Après "Avant de t'Aimer" (1949), sa première réalisation après avoir remplacé au pied levé Elmer Clifton réalisateur mort prématurément, Ida Lupino a pris goût et enchaîne aussitôt avec une autre histoire et avec une partie de son équipe précédente. Désormais productrice-réalisatrice-scénariste elle choisit une nouvelle fois un sujet singulier et rare, à savoir la poliomyélite. Un sujet qui lui tient particulièrement à coeur puisque l'artiste en a souffert en 1934 et s'est servie de son expérience pour écrire son scénario en collaboration avec son époux Collier Young. Film d'auteur et indépendant, le couple réunit un budget de 151 000 dollars sans l'aide de grands studios et en gardant toute son indépendance artistique. L'idée de raconter son histoire a sans doute été éveillée par un article du magazine Variety qui rappelait un record de cas de polio jamais atteint en cette même année 1949. Outre la polio, Ida Lupino se cassera la cheville durant le tournage, l'obligeant à poursuivre en fauteuil roulant... Carol est une jeune danseuse qui rêve de faire arrière aux côtés de son partenaire et fiancé. Mais soudain elle fait une crise de poliomyélite qui la déstabilise complètement. Elle doit renoncer à son métier et passion, mais surtout elle se sent infirme et inutile et fait tout pour que son fiancé Guy poursuive en tant que danseur, et donc sans elle...

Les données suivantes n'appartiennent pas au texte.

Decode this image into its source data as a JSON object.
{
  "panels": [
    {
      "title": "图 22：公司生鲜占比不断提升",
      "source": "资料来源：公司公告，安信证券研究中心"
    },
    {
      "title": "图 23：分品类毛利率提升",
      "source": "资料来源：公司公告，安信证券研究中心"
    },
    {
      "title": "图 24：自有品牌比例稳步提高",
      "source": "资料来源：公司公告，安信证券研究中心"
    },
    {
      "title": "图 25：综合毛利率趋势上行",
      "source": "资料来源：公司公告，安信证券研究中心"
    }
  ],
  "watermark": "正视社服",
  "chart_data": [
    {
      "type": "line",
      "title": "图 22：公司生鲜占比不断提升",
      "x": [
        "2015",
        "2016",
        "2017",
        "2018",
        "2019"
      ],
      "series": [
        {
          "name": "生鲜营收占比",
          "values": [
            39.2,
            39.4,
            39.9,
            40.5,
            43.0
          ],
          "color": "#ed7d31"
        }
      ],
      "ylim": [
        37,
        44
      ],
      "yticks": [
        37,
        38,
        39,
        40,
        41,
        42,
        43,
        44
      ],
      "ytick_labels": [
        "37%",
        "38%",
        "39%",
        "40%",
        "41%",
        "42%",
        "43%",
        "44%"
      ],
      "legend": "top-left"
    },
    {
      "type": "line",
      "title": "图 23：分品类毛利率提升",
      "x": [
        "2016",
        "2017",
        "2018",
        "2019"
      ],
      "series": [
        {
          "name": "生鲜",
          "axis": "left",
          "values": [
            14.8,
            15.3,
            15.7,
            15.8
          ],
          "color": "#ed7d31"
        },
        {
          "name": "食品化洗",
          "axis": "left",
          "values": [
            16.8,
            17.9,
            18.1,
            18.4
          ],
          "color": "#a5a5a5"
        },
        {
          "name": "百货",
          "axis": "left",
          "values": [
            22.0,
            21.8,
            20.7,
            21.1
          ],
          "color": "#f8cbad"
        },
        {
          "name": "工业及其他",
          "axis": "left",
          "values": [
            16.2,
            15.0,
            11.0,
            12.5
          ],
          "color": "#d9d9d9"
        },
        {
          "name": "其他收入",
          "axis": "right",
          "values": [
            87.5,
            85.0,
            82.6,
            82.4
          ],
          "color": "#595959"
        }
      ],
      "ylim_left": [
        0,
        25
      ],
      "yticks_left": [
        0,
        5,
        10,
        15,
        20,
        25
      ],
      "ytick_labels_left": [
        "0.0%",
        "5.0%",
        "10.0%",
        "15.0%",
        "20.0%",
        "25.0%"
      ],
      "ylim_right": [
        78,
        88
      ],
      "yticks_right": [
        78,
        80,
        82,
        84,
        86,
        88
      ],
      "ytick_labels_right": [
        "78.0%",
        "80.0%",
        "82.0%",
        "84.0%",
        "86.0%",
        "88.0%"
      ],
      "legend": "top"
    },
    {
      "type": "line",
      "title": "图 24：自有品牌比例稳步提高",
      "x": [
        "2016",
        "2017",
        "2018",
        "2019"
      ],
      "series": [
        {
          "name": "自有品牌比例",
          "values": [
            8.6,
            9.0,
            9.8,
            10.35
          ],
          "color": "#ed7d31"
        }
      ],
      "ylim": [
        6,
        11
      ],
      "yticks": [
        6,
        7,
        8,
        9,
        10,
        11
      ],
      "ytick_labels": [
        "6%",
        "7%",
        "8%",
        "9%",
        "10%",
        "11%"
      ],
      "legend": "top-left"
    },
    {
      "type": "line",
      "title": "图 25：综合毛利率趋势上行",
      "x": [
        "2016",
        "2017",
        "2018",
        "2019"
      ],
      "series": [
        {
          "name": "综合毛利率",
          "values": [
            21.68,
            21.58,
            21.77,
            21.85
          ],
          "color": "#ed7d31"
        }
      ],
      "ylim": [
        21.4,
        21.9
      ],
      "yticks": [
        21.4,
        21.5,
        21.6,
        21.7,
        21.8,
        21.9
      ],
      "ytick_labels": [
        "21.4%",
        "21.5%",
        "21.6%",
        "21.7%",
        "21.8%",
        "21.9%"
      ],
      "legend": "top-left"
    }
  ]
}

Dans les deux rôles principaux, Ida Lupino retrouve ses deux acteurs de son film précédent "Avant de t'Aimer" (1949), Sally Forrest qui a entre temps tourné "Le Mystérieux Docteur Korvo" (1949) de Otto Preminger et "Chanson dans la Nuit" (1949) de Irving Reis dans des apparitions non créditées comme à ses débuts, elle retrouve donc son partenaire Keefe Brasselle qui tournera ensuite "Le Droit de Tuer" (1951) de Richard Thorpe et "Une Place au Soleil" (1951) de George Stevens. Les deux acteurs retrouvent aussi la soeur de leur réalisatrice, Rita Lupino, ainsi que Lawrence Dobkin qui était aussi dans "Le Mystérieux Docteur Korvo" (1949) et "Un Homme de Fer" (1949) de Henry King. Citons ensuite Hugh O'Brian vu dans "Captif en Mer" (1948) de William Beaudine, puis ensuite dans de nombreux westerns jusqu'à "Le Dernier des Géants" (1976) de Don Siegel en passant par "La Vallée de la Vengeance" (1952) de Richard Thorpe ou "La Lance Brisée" (1954) de Edward Dmytryk, Eve Miller vue dans "Embrassons-Nous" (1947) de Lloyd Bacon, "La Garce" (1949) de King Vidor et "La Vallée des Géants" (1952) de Felix Feist, Herbert Butterfield à ses débuts avant de jouer dans "La Maison sur la Colline" (1951) de Robert Wise ou "Le Bouclier du Crime" (1954) de Howard W. Kock et Edmond O'Brien, et enfin John Franco qui ne tournera qu'un second film avec le très bon "Traquenard" (1958) de Nicholas Ray... Avec ce film la réalisatrice-scénariste accentue nettement le côté naturaliste de son style. L'ouverture composée d'un spectacle de danse permet de percevoir que Carol /Forrest est au sommet de sa beauté et de son art qui permet une fracture forte avec sa crise de polio. On suit donc deux paramètres en parallèle dans la maladie, le parcours "physique" de soin, d'exercice, de rééducation pour tenter de retrouver l'usage de ses jambes, puis le parcours "psychologique" où l'ex-danseuse doit apprendre à vivre avec sa maladie, à s'accepter et à accepter l'amour et/ou le soutien des autres.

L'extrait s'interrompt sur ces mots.